# How to set a fixed ratio for cropping in Lightroom 4?



## rfe777 (Feb 15, 2013)

Hi everyone

I have a few pictures which I want to crop before printing, and I want to set the crop ratio equally in all of them. I know you could do that in Photoshop, but I couldn't find anything similar in Lightroom 4. I need to set the crop ratio to 2x3 as the printed pictures will be 20x30(20 wide x 30 long).
Also, as all the pictures are of a single object in the center of the picture, on a white background, I need it to be in exactly in the same distance from the upper and lower border of the picture: in other words, I need to set the crop to measure the distance of the object to be exactly the same from the upper and from the lower border, but couldn't find this option in Lightroom 4...

Anybody knows?

TIA


----------



## Allan Olesen (Feb 15, 2013)

I don't have access to Lightroom now, so my explanation is a little vague:

When you use the crop tool (for example by pressing "R" on the keyboard) you can see the crop ratio in a drop-down in the top of the side bar in the right side. Crop ratio 3:2 is one of the standard crop ratios on the list, so you don't even have to define a custom crop.

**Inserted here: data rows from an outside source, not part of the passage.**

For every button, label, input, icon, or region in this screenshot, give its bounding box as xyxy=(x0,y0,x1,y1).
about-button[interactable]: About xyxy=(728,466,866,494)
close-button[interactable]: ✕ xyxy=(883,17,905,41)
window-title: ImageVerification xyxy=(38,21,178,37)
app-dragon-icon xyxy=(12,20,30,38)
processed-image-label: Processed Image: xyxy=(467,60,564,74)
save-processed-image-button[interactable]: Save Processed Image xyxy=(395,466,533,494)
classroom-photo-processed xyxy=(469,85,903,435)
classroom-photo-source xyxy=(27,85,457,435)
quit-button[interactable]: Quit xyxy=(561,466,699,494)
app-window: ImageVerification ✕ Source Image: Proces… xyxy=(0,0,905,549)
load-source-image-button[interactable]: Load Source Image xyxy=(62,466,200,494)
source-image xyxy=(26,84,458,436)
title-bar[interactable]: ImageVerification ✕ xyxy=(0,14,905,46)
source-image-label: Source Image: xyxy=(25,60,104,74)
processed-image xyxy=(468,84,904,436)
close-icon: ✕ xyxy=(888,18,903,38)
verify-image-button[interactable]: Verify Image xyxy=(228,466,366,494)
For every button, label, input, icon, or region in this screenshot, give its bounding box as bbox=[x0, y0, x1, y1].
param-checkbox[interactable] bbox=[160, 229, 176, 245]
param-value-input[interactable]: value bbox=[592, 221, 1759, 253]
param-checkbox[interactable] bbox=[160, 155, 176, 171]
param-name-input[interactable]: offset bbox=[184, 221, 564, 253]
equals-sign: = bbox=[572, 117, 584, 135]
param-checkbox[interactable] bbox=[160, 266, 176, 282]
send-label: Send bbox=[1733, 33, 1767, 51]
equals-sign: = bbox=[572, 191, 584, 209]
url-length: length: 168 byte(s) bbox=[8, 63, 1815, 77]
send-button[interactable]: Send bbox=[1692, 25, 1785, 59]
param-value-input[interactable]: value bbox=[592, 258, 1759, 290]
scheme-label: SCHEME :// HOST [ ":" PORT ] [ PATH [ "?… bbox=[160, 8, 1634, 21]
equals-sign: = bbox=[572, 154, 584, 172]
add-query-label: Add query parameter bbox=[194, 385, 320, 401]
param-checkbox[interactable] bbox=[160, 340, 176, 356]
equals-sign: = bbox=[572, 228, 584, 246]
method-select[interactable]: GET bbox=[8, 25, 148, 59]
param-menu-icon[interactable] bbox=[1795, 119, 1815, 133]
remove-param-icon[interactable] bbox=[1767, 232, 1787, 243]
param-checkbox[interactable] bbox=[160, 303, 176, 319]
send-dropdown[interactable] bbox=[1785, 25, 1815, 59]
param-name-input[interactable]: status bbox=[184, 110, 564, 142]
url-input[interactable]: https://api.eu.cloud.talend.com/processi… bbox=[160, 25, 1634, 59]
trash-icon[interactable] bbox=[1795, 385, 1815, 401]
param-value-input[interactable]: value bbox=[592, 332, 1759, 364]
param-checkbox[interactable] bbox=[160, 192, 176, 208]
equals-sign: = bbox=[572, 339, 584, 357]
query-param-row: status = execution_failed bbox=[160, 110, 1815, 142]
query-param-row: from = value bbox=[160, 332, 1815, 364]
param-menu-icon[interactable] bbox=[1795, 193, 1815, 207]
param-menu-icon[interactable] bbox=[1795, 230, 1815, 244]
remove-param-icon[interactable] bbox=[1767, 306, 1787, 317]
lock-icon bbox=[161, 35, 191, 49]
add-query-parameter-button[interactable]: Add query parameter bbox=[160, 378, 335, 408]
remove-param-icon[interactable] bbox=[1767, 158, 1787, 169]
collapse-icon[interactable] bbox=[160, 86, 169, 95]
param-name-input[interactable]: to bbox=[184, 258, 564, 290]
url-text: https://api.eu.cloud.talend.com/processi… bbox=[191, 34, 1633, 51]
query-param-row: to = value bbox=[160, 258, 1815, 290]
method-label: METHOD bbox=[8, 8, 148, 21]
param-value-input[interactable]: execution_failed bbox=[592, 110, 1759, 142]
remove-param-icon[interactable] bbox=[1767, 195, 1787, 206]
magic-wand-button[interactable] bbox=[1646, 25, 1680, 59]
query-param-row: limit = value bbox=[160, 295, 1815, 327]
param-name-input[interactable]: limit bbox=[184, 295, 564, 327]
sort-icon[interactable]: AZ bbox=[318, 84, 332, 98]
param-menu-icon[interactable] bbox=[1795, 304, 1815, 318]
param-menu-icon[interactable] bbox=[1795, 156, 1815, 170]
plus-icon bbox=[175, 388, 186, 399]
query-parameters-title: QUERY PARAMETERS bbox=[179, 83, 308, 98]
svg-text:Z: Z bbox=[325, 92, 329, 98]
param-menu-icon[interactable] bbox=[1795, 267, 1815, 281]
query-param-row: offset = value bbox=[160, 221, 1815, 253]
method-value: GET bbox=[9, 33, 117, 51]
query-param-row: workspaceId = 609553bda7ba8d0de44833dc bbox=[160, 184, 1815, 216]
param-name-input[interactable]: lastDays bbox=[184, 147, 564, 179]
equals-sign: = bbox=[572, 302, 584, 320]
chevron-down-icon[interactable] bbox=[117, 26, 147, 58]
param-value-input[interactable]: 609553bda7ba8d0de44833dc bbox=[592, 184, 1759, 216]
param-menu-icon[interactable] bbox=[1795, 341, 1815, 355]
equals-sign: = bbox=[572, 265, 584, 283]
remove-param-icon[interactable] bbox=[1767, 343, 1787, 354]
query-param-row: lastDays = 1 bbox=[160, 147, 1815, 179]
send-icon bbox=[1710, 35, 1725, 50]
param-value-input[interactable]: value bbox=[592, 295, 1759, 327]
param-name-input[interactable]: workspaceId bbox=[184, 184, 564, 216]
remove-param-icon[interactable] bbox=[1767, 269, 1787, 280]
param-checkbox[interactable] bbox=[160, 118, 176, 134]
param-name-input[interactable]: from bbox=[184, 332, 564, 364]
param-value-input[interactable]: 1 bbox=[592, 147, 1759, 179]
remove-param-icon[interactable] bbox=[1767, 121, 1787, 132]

If you want to change the crop area from portrait to landscape orientation or vice versa, you just pull one corner with the mouse to "rotate" the crop rectangle.

Your second question you will probably have to explain more thoroughly. Do you want the edges of the crop area to perfectly touch something in the picture, or do you want a precise distance from the edges to something in the picture?


----------



## rfe777 (Feb 15, 2013)

Allan Olesen said:


> Your second question you will probably have to explain more thoroughly. Do you want the edges of the crop area to perfectly touch something in the picture, or do you want a precise distance from the edges to something in the picture?


A precise distance from the top and bottom edges to the object in the center of the picture.


----------



## Tony Jay (Feb 15, 2013)

rfe777 said:


> A precise distance from the top and bottom edges to the object in the center of the picture.



To the best of my knowledge there is no specific tool to achieve this in Lightroom ala Photoshop.

Tony Jay


----------



## rfe777 (Feb 15, 2013)

I've tried that in another program, but after cropping(almost all the area around the object in the center save for a little space around it) the pictures have shrunk from about 6mb to about 500kb. Dimensions have changed from 5184x3456 to ~4000x~2700(more or less). If I'll print these cropped pictures the prints will be very low in quality, no?


----------



## Hal P Anderson (Feb 15, 2013)

No. 4000/30 = about 133 pixels per inch, which will probably be OK when viewed from normal viewing distance. Lightroom is capable of increasing the number of pixels at export time, and you might want to experiment with that. 

Hal


----------



## rfe777 (Feb 15, 2013)

Hal P Anderson said:


> No. 4000/30 = about 133 pixels per inch, which will probably be OK when viewed from normal viewing distance. Lightroom is capable of increasing the number of pixels at export time, and you might want to experiment with that.
> 
> Hal


I just tried, and the exported pictures are between 14-20mb, one is even 23mb. Is this right(increase them x30-40 in size)???


----------